James Gibbons

It was a startling letter. He [William Shockley] said he was looking forward to having me come to his lab. And he want to explain how he want to work with people. He said, the way I want to work with you is I'll decide on the project and I'll tell you how I think you should work on it and you can tell me how you think you should work on it. And If I like my ideas better than yours, you'll work on it the way I want you to.
James Gibbons
Shockley sent us through psychological interview. I had to go up to New York and spent the whole day taking tests of various kinds. I know Noyce did the same thing because eventually, Shockley let me read Noyce's result as well as my own. And for sure shared mine with Bob. And the conclusions of both of those was, these guys are good technically but they'll never be managers.
Gordon Moore
Well, these threats from Beckman we didn't take too seriously. But here, I was very ... I've never met a wealthy man before in my life, especially a wealthy scientist, so I was very impress with him. I remember one day he said ... I feel like a million dollar and I said, does that mean you feel good or you feel bad.
Jay Last
Shockley made two key decisions right at the beginning. To use Silicone and do things by diffusion. And that was subject for debate. To this day I never touch a piece of Germanium. Bob who had worked with Germanium said it's lucky that you hadn't because you don't know how easy Germanium is compare to Silicone.

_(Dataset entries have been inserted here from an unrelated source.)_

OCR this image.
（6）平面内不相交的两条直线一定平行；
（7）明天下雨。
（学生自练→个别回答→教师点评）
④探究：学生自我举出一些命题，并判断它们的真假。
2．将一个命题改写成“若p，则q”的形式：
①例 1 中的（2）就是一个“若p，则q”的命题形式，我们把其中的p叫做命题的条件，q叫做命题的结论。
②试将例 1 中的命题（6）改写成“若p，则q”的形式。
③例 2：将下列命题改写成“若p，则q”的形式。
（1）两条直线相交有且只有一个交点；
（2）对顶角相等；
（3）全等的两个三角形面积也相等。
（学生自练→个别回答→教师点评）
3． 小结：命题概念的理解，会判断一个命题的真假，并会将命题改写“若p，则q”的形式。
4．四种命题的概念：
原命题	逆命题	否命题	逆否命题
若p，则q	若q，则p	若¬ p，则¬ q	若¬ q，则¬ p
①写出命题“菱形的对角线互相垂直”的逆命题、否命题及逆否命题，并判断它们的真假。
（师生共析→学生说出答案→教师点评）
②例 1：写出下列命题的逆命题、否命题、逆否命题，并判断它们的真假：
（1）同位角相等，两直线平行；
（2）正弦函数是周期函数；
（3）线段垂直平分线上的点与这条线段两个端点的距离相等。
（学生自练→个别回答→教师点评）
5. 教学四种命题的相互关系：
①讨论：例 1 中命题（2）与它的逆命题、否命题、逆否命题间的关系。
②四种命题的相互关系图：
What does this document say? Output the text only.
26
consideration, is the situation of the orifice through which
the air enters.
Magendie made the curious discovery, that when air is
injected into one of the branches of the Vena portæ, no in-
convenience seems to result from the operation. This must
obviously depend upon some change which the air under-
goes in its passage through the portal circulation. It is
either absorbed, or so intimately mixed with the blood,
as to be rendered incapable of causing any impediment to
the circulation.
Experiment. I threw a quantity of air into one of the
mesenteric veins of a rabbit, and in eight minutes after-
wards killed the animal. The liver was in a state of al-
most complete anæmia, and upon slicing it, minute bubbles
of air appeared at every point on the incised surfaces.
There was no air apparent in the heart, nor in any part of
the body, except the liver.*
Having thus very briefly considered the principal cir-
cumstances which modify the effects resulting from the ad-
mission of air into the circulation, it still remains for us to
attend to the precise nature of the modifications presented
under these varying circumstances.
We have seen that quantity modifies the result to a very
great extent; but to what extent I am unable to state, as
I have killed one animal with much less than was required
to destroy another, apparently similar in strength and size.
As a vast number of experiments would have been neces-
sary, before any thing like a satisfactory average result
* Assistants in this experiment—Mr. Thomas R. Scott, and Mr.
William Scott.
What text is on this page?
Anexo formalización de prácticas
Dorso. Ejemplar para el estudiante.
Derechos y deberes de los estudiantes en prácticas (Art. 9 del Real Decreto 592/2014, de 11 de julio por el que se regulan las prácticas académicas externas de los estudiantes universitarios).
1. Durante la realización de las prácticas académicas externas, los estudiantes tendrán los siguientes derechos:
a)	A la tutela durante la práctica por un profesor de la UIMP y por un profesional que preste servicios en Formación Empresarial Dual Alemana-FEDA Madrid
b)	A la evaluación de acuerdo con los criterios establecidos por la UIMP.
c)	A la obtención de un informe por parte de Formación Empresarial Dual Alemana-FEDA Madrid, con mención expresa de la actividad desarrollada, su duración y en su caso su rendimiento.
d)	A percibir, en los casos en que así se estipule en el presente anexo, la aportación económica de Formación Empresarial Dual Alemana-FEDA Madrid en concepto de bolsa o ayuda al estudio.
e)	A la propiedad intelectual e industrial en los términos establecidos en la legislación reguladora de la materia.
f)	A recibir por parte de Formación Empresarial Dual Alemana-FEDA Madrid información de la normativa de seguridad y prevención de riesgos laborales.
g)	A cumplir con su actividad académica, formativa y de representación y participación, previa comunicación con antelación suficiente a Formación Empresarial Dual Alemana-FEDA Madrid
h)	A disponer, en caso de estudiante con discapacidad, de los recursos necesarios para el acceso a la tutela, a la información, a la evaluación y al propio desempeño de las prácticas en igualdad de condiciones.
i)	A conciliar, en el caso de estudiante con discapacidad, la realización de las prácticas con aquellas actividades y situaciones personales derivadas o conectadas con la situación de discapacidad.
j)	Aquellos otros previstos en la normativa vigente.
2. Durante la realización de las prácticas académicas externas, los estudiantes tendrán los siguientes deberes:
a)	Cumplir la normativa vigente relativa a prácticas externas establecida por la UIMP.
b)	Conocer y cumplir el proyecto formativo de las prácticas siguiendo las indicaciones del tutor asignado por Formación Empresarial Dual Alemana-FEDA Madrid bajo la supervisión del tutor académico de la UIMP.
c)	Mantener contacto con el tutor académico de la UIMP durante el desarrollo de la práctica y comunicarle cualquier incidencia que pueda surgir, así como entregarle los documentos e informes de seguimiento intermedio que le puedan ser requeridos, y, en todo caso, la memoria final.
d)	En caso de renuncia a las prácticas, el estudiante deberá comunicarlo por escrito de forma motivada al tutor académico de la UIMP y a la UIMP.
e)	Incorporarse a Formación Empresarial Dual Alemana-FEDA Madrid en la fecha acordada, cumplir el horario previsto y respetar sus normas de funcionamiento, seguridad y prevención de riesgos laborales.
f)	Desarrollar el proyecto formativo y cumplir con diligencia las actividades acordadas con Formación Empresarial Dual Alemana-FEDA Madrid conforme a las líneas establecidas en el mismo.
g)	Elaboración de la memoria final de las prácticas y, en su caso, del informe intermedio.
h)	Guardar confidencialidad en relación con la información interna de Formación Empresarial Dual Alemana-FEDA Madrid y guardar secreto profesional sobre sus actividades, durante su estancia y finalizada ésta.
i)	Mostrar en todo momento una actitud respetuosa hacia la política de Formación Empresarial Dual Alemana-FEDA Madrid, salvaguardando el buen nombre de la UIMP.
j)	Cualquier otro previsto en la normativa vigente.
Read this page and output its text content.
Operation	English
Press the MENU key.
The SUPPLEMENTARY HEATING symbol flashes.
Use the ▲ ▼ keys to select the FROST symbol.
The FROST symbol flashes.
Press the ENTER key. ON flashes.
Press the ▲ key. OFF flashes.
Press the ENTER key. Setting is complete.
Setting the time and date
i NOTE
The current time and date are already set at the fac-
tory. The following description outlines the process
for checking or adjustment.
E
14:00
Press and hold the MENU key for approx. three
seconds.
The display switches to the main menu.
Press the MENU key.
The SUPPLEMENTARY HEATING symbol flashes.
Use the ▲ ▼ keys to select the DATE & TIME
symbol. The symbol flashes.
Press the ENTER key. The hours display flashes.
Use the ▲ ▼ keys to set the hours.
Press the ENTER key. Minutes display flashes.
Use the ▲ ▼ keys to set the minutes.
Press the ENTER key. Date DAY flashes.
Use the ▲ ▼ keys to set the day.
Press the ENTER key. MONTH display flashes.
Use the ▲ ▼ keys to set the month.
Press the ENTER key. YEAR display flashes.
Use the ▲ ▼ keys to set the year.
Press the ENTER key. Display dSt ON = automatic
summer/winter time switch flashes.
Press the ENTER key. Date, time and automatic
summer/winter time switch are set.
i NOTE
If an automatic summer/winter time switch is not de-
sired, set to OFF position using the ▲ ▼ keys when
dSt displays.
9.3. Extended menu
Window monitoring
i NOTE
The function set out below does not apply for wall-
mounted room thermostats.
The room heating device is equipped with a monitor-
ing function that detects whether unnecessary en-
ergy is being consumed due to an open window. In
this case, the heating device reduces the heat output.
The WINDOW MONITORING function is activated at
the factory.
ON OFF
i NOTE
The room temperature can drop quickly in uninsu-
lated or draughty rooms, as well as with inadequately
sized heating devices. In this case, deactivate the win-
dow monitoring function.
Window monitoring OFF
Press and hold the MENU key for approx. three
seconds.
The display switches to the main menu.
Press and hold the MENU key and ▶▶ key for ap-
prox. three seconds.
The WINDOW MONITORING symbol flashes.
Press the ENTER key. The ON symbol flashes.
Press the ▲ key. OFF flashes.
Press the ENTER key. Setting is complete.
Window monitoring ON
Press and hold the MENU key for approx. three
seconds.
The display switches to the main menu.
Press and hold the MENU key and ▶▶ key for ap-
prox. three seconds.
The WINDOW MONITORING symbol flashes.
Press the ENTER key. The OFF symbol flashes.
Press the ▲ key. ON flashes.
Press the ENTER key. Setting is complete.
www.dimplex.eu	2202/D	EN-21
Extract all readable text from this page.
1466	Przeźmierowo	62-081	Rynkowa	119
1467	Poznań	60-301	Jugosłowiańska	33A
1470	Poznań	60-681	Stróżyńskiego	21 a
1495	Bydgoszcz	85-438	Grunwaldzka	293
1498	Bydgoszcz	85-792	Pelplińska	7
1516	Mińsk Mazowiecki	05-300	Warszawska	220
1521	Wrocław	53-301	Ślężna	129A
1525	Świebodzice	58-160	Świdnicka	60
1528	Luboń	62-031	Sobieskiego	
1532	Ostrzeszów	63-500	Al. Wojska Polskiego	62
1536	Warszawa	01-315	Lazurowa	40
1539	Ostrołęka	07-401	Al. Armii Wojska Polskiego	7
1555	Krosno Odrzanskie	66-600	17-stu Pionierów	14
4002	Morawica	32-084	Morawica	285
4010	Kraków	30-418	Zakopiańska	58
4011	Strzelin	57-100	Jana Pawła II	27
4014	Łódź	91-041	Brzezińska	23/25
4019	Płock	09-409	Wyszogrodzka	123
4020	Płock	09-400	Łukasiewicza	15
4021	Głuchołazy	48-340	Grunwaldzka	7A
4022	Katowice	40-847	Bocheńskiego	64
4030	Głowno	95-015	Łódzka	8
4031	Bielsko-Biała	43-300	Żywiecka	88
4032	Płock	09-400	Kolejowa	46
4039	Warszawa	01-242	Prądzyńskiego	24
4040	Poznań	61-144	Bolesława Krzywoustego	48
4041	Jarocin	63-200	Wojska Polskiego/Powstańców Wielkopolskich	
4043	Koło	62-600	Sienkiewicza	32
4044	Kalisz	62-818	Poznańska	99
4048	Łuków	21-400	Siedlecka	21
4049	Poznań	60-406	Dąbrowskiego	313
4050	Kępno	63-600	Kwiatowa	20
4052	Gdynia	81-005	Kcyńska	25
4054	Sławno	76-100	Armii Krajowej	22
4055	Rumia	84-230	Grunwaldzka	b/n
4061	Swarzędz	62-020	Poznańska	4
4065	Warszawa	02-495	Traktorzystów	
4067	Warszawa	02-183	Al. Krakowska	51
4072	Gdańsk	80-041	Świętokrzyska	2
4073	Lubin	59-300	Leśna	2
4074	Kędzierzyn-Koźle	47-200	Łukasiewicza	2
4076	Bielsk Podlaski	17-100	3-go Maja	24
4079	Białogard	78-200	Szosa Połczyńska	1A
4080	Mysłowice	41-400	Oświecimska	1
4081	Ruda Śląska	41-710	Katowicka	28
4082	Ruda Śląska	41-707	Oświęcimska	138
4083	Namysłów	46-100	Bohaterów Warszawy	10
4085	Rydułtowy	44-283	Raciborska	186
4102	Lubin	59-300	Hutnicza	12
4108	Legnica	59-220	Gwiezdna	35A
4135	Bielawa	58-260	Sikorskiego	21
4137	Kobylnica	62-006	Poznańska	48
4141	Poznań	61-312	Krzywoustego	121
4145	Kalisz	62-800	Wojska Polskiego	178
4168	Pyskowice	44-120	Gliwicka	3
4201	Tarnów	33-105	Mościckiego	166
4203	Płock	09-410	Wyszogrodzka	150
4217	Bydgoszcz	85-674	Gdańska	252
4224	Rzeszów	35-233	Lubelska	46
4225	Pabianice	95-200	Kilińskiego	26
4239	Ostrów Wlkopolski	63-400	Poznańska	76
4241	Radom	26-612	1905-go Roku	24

We didn't know the difficulty, or the problems that we have to solve that haven't been completely solve yet.
Jay Last
The equipment in those days were extremely primitive. Materials were unknown or you couldn't find any. You have to deal with purity that nobody was used to.
Julius Blank
I don't think there's any special reasons to believe it would of happen here if it hadn't for Shockley. He brought the Silicone and the idea of diffusion here as Jay just said. And it just kinda grew. If that had happen some place else, it would of just as well develop in Texas, or in New Jersey, or wherever the appropriate place was.
Gordon Moore
Big company spent a lot of their effort trying to show why things won't work and I think little company spent their time and effort trying to make things work. They have great flexibility, there's no built-in history of shooting somebody's idea there. It just a clean slate that you can work with.
Jay Last
I think it's a kind of a general deal with big companies do variation on a theme very effectively. They don't do really do new things well at all. They get the ideas, they generate them but they don't put the focus and the team on them that a startup can do. That's been the Silicon Valley big success here now. Little startup teams do things that big company really couldn't touch and ... really successfully
Gordon Moore
I have been running the lab at Fairchild, and I was becoming increasingly frustrated with the difficulty of getting something new, into the production facility. Essentially all the technical competent resided in the R&D group, we can tell the production people what to do and they did it. As they became more and more technically competent, they were less and less willing to accept what we discover in the laboratory. And it was a problem that a lot of central research laboratory have, they become kind of irrelevant so far as the company is concern. So we setup Intel, we decided that we would take inefficiency in manufacturing in order to do the technology transfer effectively, rather than setup a separate laboratory.